Марк Иванович Нематодович или коротко Нематод – по должности обычный редактор издательства, по призванию крупный почитатель таланта Строева влетел в дачный кабинет Леонида Павловича с сенсационным слухом:

– Этот самый, самый, самый большой человек отрекся!

– Не хочу верить! – вкатился вслед за ним запыхавшийся Сердобуев. Брехня все это, говорю тебе!

– Генсек, что ли? – спросил Строев.

Оба замерли на мгновение и, поняв, что ничего особенного не стряслось, энергично закивали.

– Что теперь будет? – шепнул Сердобуев.

– Накаркал, – задумчиво пробормотал Строев.

Он вспомнил юношеский разговор с Кузьмой, когда тот говорил, что есть вероятность того, что один из самых-самых может самоинициативно отказаться от достигнутого.

"Талантливый человек, – утверждал Кузьма, – может делать гораздо больше, чем он делает. И из-за этого понимания он обречен на постоянные душевные терзания. Уже одно то, когда талант в отрицательном для него окружении все же проявляет себя, говорит о той колоссальной непредсказуемой силе, которая ищет новые формы для действительного существования." Кузьма высчитал, что имеется два целых семьдесят пять сотых процента в пользу того, что когда-нибудь в должность вступит талантливый человек. "Но если он задержится на пять лет – он уже не талантлив", – добавил тогда Кузьма.

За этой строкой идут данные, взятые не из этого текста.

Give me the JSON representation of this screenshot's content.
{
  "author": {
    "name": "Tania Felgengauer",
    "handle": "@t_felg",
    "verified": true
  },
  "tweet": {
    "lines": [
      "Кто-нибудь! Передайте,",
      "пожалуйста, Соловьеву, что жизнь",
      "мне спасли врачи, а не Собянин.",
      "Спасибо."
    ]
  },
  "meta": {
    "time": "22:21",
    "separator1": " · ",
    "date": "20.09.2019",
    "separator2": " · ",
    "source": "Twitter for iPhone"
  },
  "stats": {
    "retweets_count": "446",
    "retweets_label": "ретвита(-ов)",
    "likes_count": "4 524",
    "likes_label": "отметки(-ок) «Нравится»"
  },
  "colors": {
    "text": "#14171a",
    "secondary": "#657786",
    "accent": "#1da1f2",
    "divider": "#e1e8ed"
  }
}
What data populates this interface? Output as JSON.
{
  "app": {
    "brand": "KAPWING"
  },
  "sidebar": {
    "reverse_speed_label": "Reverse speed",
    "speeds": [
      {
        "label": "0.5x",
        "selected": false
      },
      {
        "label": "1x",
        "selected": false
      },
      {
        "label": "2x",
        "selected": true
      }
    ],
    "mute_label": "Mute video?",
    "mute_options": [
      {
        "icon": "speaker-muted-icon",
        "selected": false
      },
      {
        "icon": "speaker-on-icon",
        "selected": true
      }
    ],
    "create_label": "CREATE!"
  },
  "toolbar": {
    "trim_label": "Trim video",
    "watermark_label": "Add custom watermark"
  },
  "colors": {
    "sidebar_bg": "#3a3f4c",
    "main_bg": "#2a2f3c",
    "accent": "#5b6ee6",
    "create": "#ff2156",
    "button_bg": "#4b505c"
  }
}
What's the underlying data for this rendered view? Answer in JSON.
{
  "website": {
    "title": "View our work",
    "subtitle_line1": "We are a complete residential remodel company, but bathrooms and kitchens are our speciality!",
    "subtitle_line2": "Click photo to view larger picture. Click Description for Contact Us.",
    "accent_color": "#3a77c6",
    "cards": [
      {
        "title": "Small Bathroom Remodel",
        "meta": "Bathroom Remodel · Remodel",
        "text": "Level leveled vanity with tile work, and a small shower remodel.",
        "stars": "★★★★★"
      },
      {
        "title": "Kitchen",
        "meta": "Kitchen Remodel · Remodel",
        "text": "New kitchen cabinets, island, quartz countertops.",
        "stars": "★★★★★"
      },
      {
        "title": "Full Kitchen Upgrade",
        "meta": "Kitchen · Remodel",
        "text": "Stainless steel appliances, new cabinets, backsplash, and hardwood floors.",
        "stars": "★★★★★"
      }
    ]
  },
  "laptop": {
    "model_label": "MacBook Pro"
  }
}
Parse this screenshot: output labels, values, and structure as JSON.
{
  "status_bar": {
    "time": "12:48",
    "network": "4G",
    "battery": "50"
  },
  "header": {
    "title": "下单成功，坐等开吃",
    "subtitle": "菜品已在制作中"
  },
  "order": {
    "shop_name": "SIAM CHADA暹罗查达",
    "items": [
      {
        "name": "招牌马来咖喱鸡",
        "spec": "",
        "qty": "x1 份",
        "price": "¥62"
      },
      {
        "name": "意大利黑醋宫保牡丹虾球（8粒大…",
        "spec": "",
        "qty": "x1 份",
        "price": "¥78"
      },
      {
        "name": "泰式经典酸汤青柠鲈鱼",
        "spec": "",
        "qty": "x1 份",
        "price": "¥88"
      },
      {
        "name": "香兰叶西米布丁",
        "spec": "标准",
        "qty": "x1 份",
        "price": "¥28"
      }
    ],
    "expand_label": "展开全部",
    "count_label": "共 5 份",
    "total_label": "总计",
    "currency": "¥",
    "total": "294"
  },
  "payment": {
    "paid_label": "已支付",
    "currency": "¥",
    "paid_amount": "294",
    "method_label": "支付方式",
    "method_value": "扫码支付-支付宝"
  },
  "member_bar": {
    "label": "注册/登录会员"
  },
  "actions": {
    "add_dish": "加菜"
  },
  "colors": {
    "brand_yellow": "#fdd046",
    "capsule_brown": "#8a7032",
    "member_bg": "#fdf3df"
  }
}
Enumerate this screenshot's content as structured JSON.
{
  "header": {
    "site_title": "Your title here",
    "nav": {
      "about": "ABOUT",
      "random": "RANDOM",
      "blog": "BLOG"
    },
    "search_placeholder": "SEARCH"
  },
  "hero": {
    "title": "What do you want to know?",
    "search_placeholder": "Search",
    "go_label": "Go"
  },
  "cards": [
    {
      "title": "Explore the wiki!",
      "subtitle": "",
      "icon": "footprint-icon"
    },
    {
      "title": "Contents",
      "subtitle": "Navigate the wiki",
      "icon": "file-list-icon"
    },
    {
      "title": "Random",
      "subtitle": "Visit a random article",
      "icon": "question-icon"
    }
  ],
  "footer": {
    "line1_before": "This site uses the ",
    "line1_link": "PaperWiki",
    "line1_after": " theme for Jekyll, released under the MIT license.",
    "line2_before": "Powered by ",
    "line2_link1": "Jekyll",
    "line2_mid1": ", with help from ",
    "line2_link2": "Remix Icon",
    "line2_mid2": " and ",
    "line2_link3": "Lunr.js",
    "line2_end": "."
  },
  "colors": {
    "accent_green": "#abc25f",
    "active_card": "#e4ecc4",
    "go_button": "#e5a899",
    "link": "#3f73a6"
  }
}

"Миллиарды семян попадают в почву, а прорастают единицы, ах ты, сеятель!" – осознал сегодня Леонид Павлович.

– Неужели опять революция? – не выдержал паузы Сердобуев. – Неужели что-то будет?

– Да кто вам такое сказал? – спросил Строев.

– Катапультов сообщил жене Толстоногого, а она позвонила... – начал Нематод.

– Ну, если Катапультов, – задумался Строев, – тогда очень даже может быть.

– А ведь какой человек был! – Марк Иванович достал из кармана колоду карт, – и его съели.

Он подошел к журнальному столику и стал раскладывать пасьянс.

– Да не волнуйся ты так, Марк! Может ещё обойдется.

– Нет, Федя! Такой человек!..

– Да, Марк, человек прямо он!..

– И слова даже не сразу подберешь, – вставил Строев.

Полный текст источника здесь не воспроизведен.